In geochronology and volcanology, there is a universal and urgent need to develop a method that can be applied to dating volcanic product younger than 100,000 years, especially andesitic to basaltic rocks that do not contain zircons or sanidines. In this study, we have developed a new method, ²³⁸U-²³⁰Th disequilibrium dating^[1,2] using apatite. The advantages of this method are that (1) apatite is widely present in basaltic, andesitic, and rhyolitic magmas, (2) apatite crystallizes earlier in magmas, and (3) the crystallization period is assumed to be relatively short, which are superior to those of zircon in estimating the timing of early crystal differentiation in magma chamber. We aim to apply this method to Japanese volcanoes and construct it as a dating method for volcanic eruptions younger than 100,000 years ago and/or for magmatic processes prior to eruptions.
Niki et al. (2022)^[3] focused on the ²³⁸U-²³⁰Th disequilibrium dating method (hereafter referred to as the U-Th method) using thorium-230 (half-life 75,000 years), an intermediate isotope of the uranium series, as a radiometric dating method applicable to geological samples from the Late Pleistocene. The authors have developed a new technique to remove mass spectrometric interferences for the mass number 230 using a quadrupole ICP mass spectrometer equipped with a collision cell. As an application of this technique, they reported zircon ages from 100,000 to 20,000 years ago, including the Toya pyroclastic flow and the Sanbe-Kisuki pumice. In this study, we applied the LA-ICP-MS U-Th dating basis for zircon established by Niki et al. to apatite. The following three improvements were made: (1) A fast multi-spot laser ablation sampling condition was determined to obtain about 10 times higher sampling volume than that of zircon, due to the lower uranium concentration in apatite (assumed to be about 1/10 of that in zircon). (2) Durango apatite megacryst (Th/U ratio ~20) was used as a reference material with a known Th/U ratio. (3) Th- and U-free synthesized apatite was used for ablation blank correction to maintain the extremely low-level background noise for ²³⁰Th. In this presentation, we report the results of U-Th disequilibrium dating using the Sanbe-Ikeda pyroclastic flow, a tephra from Sanbe-san, Shimane Prefecture, Japan. The eruption age of this tephra (46.3 ka) is constrained by a ¹⁴C dating study in Lake Suigetsu sediments, Fukui Prefecture ^[4]. This tephra contains both zircon and apatite. Our preliminary analysis confirmed that the sample contains a mixture of detrital old zircon grains. Therefore, 3-1 cm diameter pumices (30 g dry weight) were collected, and separated zircon and apatite grains are considered to be essential ones. In this presentation, we will compare the zircon and apatite U-Th ages obtained from the pumice with those from other methods (¹⁴C, zircon FT), discuss the ages and their accuracy, and offer the role of the apatite U-Th disequilibrium system for the Late Pleistocene volcanochronology.

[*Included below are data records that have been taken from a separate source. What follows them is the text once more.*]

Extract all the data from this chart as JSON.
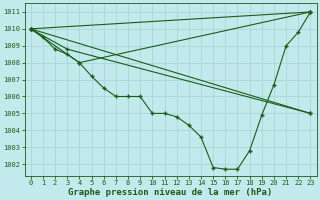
{
  "title": "Graphe pression niveau de la mer (hPa)",
  "bg_color": "#c2eaec",
  "grid_color": "#a8d8da",
  "line_color": "#1a5c1a",
  "xlim": [
    -0.5,
    23.5
  ],
  "ylim": [
    1001.3,
    1011.5
  ],
  "yticks": [
    1002,
    1003,
    1004,
    1005,
    1006,
    1007,
    1008,
    1009,
    1010,
    1011
  ],
  "xticks": [
    0,
    1,
    2,
    3,
    4,
    5,
    6,
    7,
    8,
    9,
    10,
    11,
    12,
    13,
    14,
    15,
    16,
    17,
    18,
    19,
    20,
    21,
    22,
    23
  ],
  "main_x": [
    0,
    1,
    2,
    3,
    4,
    5,
    6,
    7,
    8,
    9,
    10,
    11,
    12,
    13,
    14,
    15,
    16,
    17,
    18,
    19,
    20,
    21,
    22,
    23
  ],
  "main_y": [
    1010.0,
    1009.5,
    1008.8,
    1008.5,
    1008.0,
    1007.2,
    1006.5,
    1006.0,
    1006.0,
    1006.0,
    1005.0,
    1005.0,
    1004.8,
    1004.3,
    1003.6,
    1001.8,
    1001.7,
    1001.7,
    1002.8,
    1004.9,
    1006.7,
    1009.0,
    1009.8,
    1011.0
  ],
  "fan_lines": [
    {
      "x": [
        0,
        23
      ],
      "y": [
        1010.0,
        1011.0
      ]
    },
    {
      "x": [
        0,
        23
      ],
      "y": [
        1010.0,
        1005.0
      ]
    },
    {
      "x": [
        0,
        4,
        23
      ],
      "y": [
        1010.0,
        1008.0,
        1011.0
      ]
    },
    {
      "x": [
        0,
        3,
        23
      ],
      "y": [
        1010.0,
        1008.8,
        1005.0
      ]
    }
  ],
  "title_fontsize": 6.5,
  "tick_fontsize": 5.0
}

[1] Kigoshi K. (1967) Science 156, 932-934. [2] Guillong M., Sliwinski J.T., Schmitt A., Forni F. and Bachmann O. (2016) Geostandards and Geoanalytical Research, 40, 377– 387. [3] Niki S., Kosugi S., Iwano H., Danhara T. and Hirata T. (2022) Geostandards and Geoanalytical Research. doi: 10.1111/ggr.12458. [4] Maruyama S.,Takemura K., Hirata T., Yamashita T. and Danhara T. (2019) Journal of Geography (Chigaku Zasshi), 128, 879-903.